No podía ser, ella no creía en esas cosas, tenía que haber una explicación lógica; pero no había lógica que pudiera explicar esa extraña respiración.

Tenía que calmarse y pensar con lucidez; si era alguien o algo en la habitación para hacerle daño, ya lo habría hecho, había tenido todas las oportunidades del mundo, ella estaba indefensa en la oscuridad y esa criatura tenía ventaja. ¿O quizá estaba jugando como un gato con un ratón antes de comérselo? Pensar que era parte de la cadena alimenticia no le daba precisamente ánimos.
Debía de escapar. La puerta de su dormitorio estaba a apenas un par de metros de donde ella se encontraba. Armada de valor, y con solo la linterna como arma, empezó a tentar la oscuridad para dirigirse a la puerta. Ese «algo» también se movió, se interpuso entre ella y la salida. Su mano extendida tocó la piel viscosa de la criatura. En vez de reaccionar de forma defensiva y atizarle con la linterna, gritó, cayó de espaldas y perdió su único instrumento de defensa. Escuchó como el monstruo echaba la llave. Estaba atrapada.
Estaba claro que no era el poltergeits de las leyendas familiares, eso no era un fantasma ruidoso. Era corpóreo.
Retrocediendo como un cangrejo en el suelo, volvió a preguntarle: ¿Quién eres? ¿Qué quieres de mí? Con sonido gutural, arrastrando las palabras le contestó: ̶ Guuulll, ceennaarr.
El terror se apoderó de Simoneta. Sabía que un «gul» era un demonio necrófago que se alimentaba de cadáveres, habitaba en lugares inhóspitos o deshabitados y frecuentaba los cementerios para alimentarse. Su casa estaba lo suficientemente aislada para ser morada de algo así, pero desconocía que mataran para comer.

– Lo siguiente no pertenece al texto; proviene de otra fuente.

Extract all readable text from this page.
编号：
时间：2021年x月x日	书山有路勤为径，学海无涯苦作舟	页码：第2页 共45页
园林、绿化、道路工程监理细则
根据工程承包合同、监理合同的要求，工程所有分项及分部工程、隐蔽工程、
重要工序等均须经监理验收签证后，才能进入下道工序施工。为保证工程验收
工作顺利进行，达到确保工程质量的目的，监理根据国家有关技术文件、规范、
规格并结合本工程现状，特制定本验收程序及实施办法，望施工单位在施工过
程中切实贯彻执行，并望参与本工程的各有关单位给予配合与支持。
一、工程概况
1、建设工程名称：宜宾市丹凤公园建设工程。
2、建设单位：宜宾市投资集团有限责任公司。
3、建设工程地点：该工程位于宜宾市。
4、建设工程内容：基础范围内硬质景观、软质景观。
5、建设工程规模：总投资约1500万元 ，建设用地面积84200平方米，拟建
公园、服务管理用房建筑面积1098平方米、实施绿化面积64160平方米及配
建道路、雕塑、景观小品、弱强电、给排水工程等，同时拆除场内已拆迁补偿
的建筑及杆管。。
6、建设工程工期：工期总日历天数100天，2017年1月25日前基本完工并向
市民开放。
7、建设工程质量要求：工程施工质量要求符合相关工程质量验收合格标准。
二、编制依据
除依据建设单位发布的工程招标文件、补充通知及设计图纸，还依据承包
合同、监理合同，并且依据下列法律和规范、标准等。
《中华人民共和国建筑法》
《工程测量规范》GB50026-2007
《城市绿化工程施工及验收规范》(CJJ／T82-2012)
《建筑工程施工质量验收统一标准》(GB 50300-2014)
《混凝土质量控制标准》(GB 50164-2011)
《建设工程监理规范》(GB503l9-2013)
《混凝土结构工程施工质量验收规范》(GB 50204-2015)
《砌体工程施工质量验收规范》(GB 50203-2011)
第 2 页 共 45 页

El instinto de supervivencia le decía que su única salida era por la ventana abierta, en dirección opuesta a donde estaba el gul. Saltó encima de la cama, y en la oscuridad corrió hacia la ventana saltando hacia el vacío.

La encontraron una semana después. Suicidio, fue como lo calificó el forense. Se había partido el cuello en la caída, y había sido pasto de algún extraño animal (no podían identificarlo por las mordeduras) que había devorado su carne.